On 03/12/2012 08:32 PM, Nick Sabalausky wrote:
"Adam D. Ruppe"<destructiona...@gmail.com>  wrote in message
news:npkazdoslxiuqxiin...@forum.dlang.org...
On Monday, 12 March 2012 at 23:23:13 UTC, Nick Sabalausky wrote:
at the end of the day, you're still saying "fuck you" to millions of
people.

...for little to no reason. It's not like making 99% of
sites work without javascript takes *any* effort.


*Exactly*. And nobody can tell me otherwise because *I DO* exactly that sort
of web development. Plus, it often makes for a *worse* user experience even
when JS is on - look at Vladimir's D forums vs reddit. Vladimir put reddit
to shame *on reddit*, for god's sake! And how many man-hours of effort do
you think went into those D forums vs reddit?

Indeed, going without javascript is often desirable
anyway, since no JS sites are /much/ faster than script
heavy sites.

Yup. Guess I already responded to this in the paragraph above :)

It's not about the speed. It's about behaviour.

Imagine I do I blog site and want people to leave comments. I decide the best thing for the user is to just enter the comment in a text area, press a button, and have the comment turn into a text block, and say something like "Comment saved!". From a UI perspective, it's the most reasonable thing to do: you leave a comment, it becomes a definitive comment on the blog, that's it.

The implementation is straightforward (much more if I use something like knockoutjs): I post the comment to the server via javascript and on the callback, turn that "editing comment" into a definitive comment. Note that only the comment contents were transfered between the client and the server.

Now, I have to support people who don't like javascript (and that people ONLY includes developers, as most people don't even know the difference between google and a web browser).

To implement that I have to check for disabled javascript, and post the comment to a different url that will save the comment and redirect to the same page. First, it's a strange experience for the user: navigating to another page while it's really going to the same page, just with one more comment (and how can I make it scroll without javascript to let the user see the comment just created? Or should I implement an intermediate page saying "here's your newly created comment, now go back to the post"). Second, the whole page is transferred again! I can't see how in the world that is faster than not transferring anything at all.

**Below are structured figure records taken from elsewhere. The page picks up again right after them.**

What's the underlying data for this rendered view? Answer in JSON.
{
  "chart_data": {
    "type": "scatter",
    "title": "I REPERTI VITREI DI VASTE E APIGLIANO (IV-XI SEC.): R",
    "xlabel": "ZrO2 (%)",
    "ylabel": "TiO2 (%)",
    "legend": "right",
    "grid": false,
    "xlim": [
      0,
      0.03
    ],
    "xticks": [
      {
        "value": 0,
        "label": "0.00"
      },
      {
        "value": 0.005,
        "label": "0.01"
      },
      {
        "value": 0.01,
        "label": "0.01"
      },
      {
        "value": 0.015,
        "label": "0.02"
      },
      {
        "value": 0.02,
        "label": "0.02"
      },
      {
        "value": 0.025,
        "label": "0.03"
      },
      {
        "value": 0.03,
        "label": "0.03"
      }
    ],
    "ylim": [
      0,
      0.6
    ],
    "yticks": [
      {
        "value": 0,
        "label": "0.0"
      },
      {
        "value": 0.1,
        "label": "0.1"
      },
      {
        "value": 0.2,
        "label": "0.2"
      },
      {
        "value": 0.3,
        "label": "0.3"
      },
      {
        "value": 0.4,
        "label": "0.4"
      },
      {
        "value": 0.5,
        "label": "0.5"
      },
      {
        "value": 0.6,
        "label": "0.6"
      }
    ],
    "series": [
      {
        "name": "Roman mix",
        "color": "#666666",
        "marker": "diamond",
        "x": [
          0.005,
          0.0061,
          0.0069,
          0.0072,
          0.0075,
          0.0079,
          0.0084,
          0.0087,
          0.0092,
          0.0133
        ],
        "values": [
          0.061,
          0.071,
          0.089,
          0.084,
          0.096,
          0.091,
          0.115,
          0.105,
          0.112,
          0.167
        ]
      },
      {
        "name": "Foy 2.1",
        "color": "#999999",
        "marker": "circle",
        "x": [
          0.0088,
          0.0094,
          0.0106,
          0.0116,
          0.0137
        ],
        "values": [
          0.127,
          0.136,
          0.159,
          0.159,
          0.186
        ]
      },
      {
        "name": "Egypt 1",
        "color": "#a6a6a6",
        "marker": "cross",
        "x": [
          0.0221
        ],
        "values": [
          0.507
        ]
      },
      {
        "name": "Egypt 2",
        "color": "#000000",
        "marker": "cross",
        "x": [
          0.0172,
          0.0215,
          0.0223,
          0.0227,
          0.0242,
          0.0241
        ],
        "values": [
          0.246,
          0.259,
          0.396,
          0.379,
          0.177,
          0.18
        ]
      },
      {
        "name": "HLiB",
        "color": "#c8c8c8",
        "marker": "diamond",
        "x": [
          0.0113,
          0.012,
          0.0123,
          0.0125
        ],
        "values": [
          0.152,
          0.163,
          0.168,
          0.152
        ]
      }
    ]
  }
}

I know, I had to transfer some javascript. But just once, since it'll be cached by the server. In fact, if the page has a static html which invokes javascript that makes callbacks, that's the most efficient thing to do. Because even if your comments change, the whole page remains the same: elements will be rendered after *just* the comment's content (in JSON) are transferred.

Again, I don't understand how that is slower than transferring whole pages the whole time.